During the depression, we should adopt a relatively loose monetary policy to stimulate economic growth.
Monetary policy tools mainly include
1 Buying and selling bonds and other securities in the open market.
2 discount rate, deposit reserve, etc.
3 directly control the money supply (this is used less)
4 interest rate policy
Loose monetary policy refers to the policy of expanding the money supply, such as selling securities in the open market, lowering interest rates, increasing loans, and lowering the discount rate and deposit reserve ratio.
Austerity is just the opposite.
Extended data:
Monetary policy tools are the means adopted by the central bank to achieve monetary policy objectives. Monetary policy tools are divided into general tools and selective tools. For a long time in the past, China's monetary policy was dominated by direct regulation, that is, credit scale, cash plan and other tools. After 1998, indirect monetary policy tools were mainly adopted to adjust the total money supply.
China's monetary policy tools mainly include open market operation, deposit reserve, refinancing and rediscounting, interest rate policy, exchange rate policy, window guidance, short-term liquidity adjustment tool (SLO), medium-term lending facility (MLF) and so on. 20 13 1 1.6 On the website of the central bank, the column of "SLF" was added, and the development of SLF was officially released, which marked the official use of this new monetary policy tool.
appurtenance
Other policy tools, in addition to the above conventional and selective monetary policy tools, the central bank sometimes uses some supplementary monetary policy tools to directly and indirectly control credit.
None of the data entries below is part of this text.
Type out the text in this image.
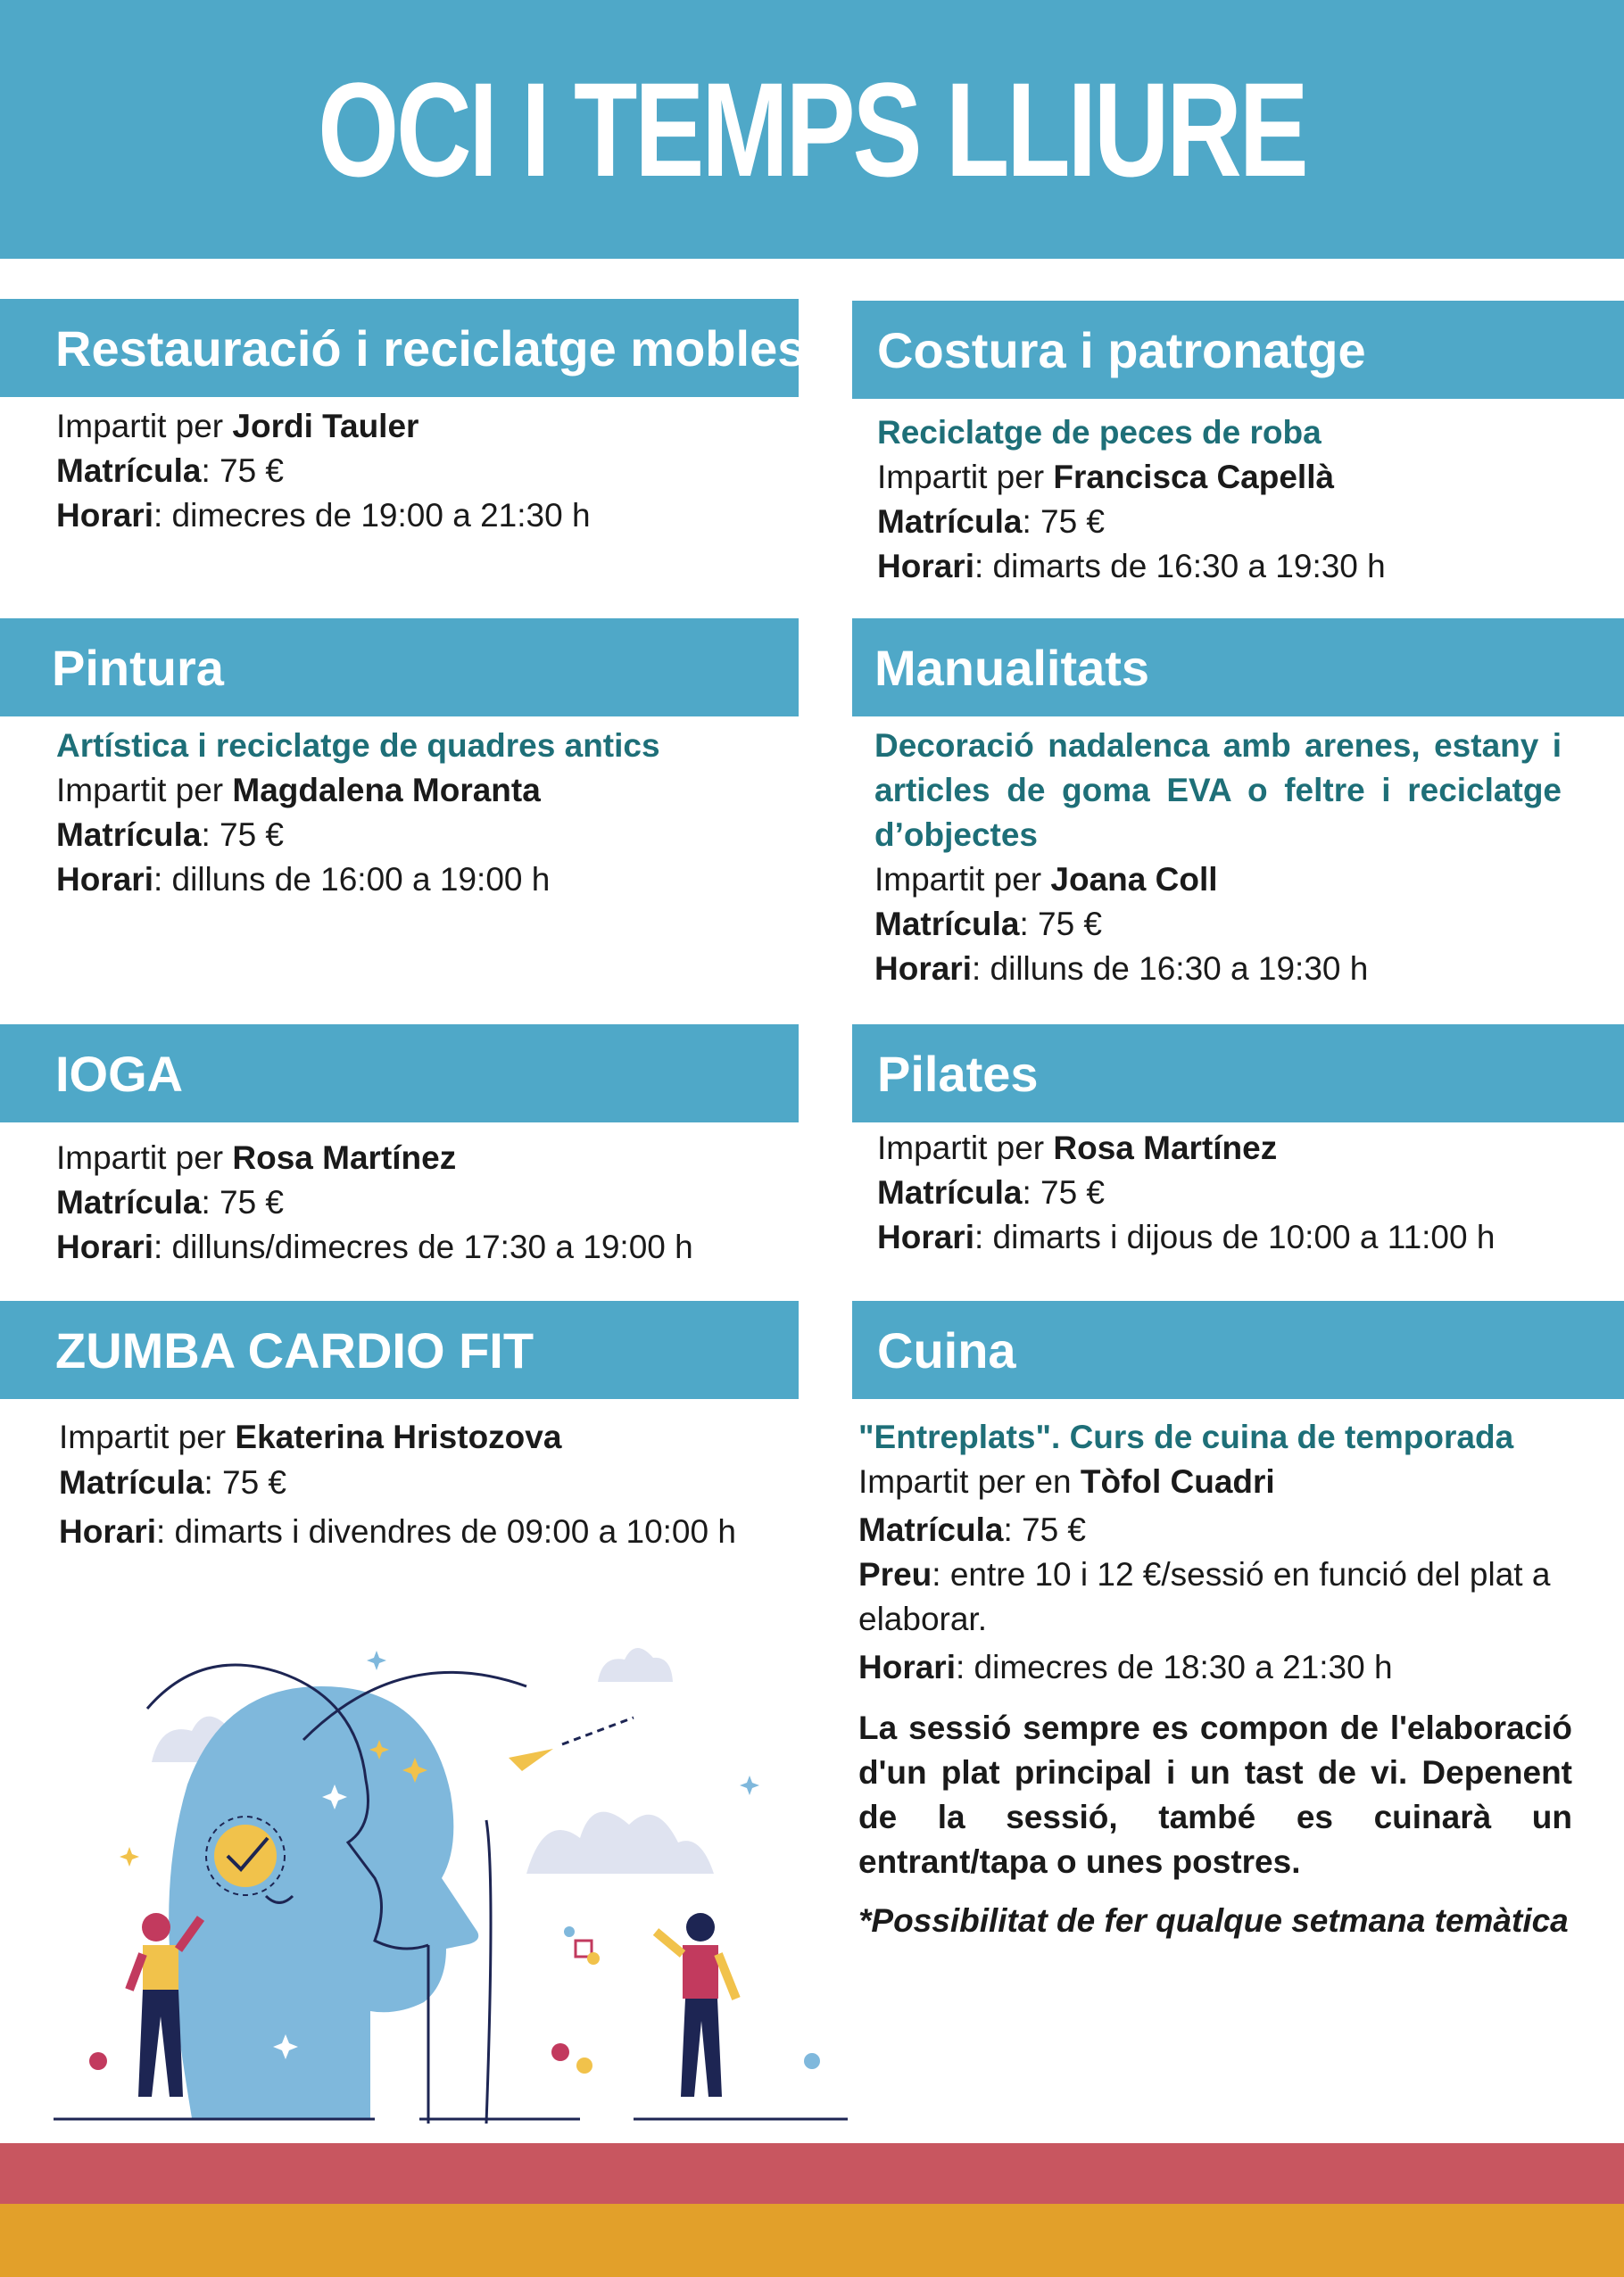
OCI I TEMPS LLIURE
Restauració i reciclatge mobles
Impartit per Jordi Tauler
Matrícula: 75 €
Horari: dimecres de 19:00 a 21:30 h
Costura i patronatge
Reciclatge de peces de roba
Impartit per Francisca Capellà
Matrícula: 75 €
Horari: dimarts de 16:30 a 19:30 h
Pintura
Artística i reciclatge de quadres antics
Impartit per Magdalena Moranta
Matrícula: 75 €
Horari: dilluns de 16:00 a 19:00 h
Manualitats
Decoració nadalenca amb arenes, estany i articles de goma EVA o feltre i reciclatge d’objectes
Impartit per Joana Coll
Matrícula: 75 €
Horari: dilluns de 16:30 a 19:30 h
IOGA
Impartit per Rosa Martínez
Matrícula: 75 €
Horari: dilluns/dimecres de 17:30 a 19:00 h
Pilates
Impartit per Rosa Martínez
Matrícula: 75 €
Horari: dimarts i dijous de 10:00 a 11:00 h
ZUMBA CARDIO FIT
Impartit per Ekaterina Hristozova
Matrícula: 75 €
Horari: dimarts i divendres de 09:00 a 10:00 h
Cuina
"Entreplats". Curs de cuina de temporada
Impartit per en Tòfol Cuadri
Matrícula: 75 €
Preu: entre 10 i 12 €/sessió en funció del plat a elaborar.
Horari: dimecres de 18:30 a 21:30 h
La sessió sempre es compon de l'elaboració d'un plat principal i un tast de vi. Depenent de la sessió, també es cuinarà un entrant/tapa o unes postres.
*Possibilitat de fer qualque setmana temàtica
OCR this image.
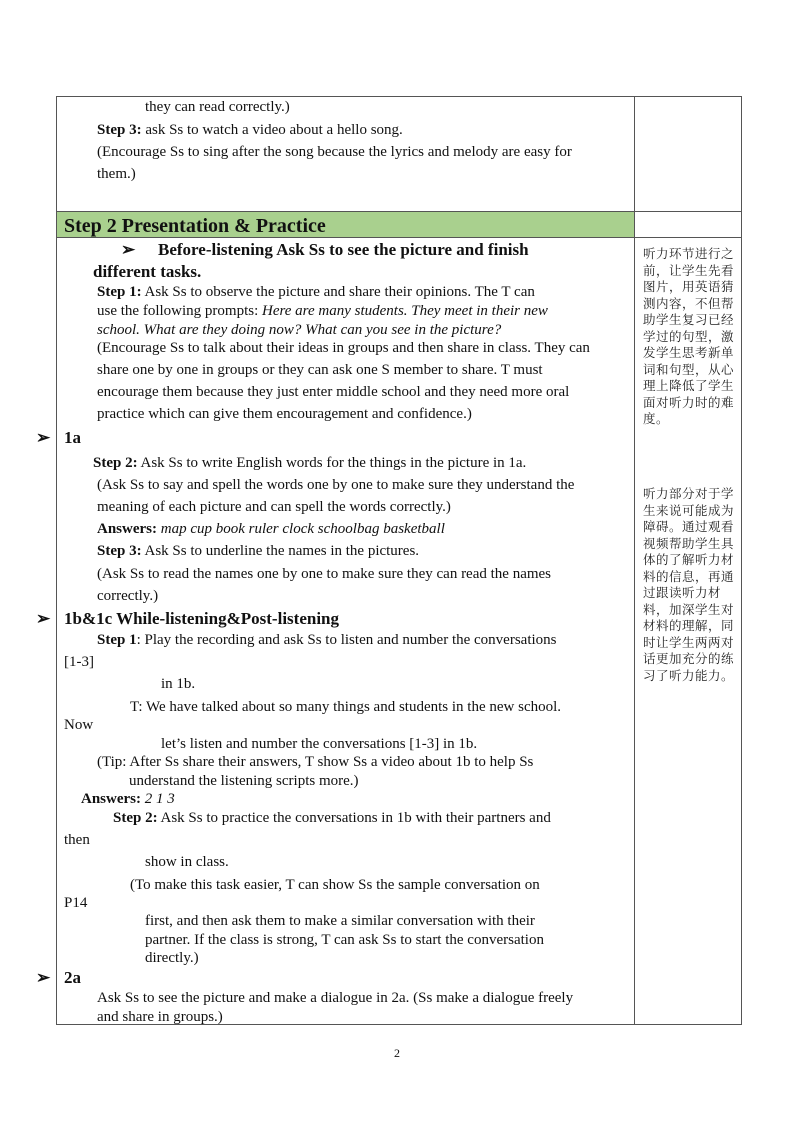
they can read correctly.)
Step 3: ask Ss to watch a video about a hello song.
(Encourage Ss to sing after the song because the lyrics and melody are easy for
them.)
Step 2 Presentation & Practice
➢ Before-listening Ask Ss to see the picture and finish
different tasks.
Step 1: Ask Ss to observe the picture and share their opinions. The T can
use the following prompts: Here are many students. They meet in their new
school. What are they doing now? What can you see in the picture?
(Encourage Ss to talk about their ideas in groups and then share in class. They can
share one by one in groups or they can ask one S member to share. T must
encourage them because they just enter middle school and they need more oral
practice which can give them encouragement and confidence.)
➢ 1a
Step 2: Ask Ss to write English words for the things in the picture in 1a.
(Ask Ss to say and spell the words one by one to make sure they understand the
meaning of each picture and can spell the words correctly.)
Answers: map cup book ruler clock schoolbag basketball
Step 3: Ask Ss to underline the names in the pictures.
(Ask Ss to read the names one by one to make sure they can read the names
correctly.)
➢ 1b&1c While-listening&Post-listening
Step 1: Play the recording and ask Ss to listen and number the conversations
[1-3]
in 1b.
T: We have talked about so many things and students in the new school.
Now
let’s listen and number the conversations [1-3] in 1b.
(Tip: After Ss share their answers, T show Ss a video about 1b to help Ss
understand the listening scripts more.)
Answers: 2 1 3
Step 2: Ask Ss to practice the conversations in 1b with their partners and
then
show in class.
(To make this task easier, T can show Ss the sample conversation on
P14
first, and then ask them to make a similar conversation with their
partner. If the class is strong, T can ask Ss to start the conversation
directly.)
➢ 2a
Ask Ss to see the picture and make a dialogue in 2a. (Ss make a dialogue freely
and share in groups.)
听力环节进行之前，让学生先看图片，用英语猜测内容，不但帮助学生复习已经学过的句型，激发学生思考新单词和句型，从心理上降低了学生面对听力时的难度。
听力部分对于学生来说可能成为障碍。通过观看视频帮助学生具体的了解听力材料的信息，再通过跟读听力材料，加深学生对材料的理解，同时让学生两两对话更加充分的练习了听力能力。
2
Including:
① Direct credit control tools refer to various measures taken by the central bank to directly intervene in the credit creation business of commercial banks according to law, mainly including credit distribution, direct intervention, liquidity ratio, interest rate restrictions and special loans;
(2) Indirect credit control tools refer to the central bank's special position in the financial system to guide its credit activities through consultation and publicity with financial institutions, thus controlling credit. The main ways are window guidance and moral advice.
New tools
2013165438+16 October, the website of the Bank of China added the column of "Standing Loan Facility (SLF)", which marked the official use of this new monetary policy tool. The central bank created this tool in early 20 13. StandingLendingFacility (SLF) has different names in different countries. Such as the discount window of the Federal Reserve, the margin loan instrument of the European Central Bank, the operational preparation instrument of the Bank of England, the supplementary loan instrument of the Bank of Japan and the liquidity preparation instrument of the Bank of Canada.
The so-called standing loan facility is a more direct financing method for commercial banks or financial institutions to apply for credit lines from the central bank through asset mortgage according to their own liquidity needs. Because the standing loan facility provides a "one-to-one" mode between the central bank and commercial banks, this currency operation mode is more like customized financing and structured financing.
The main features of the standing loan facility are: first, it is initiated by financial institutions and can apply for the standing loan facility according to its own liquidity needs; Second, the standing loan facility is a one-to-one transaction between the central bank and financial institutions, which is highly targeted. Third, standing loan facilities have a wide range of counterparties, usually covering deposit-taking financial institutions.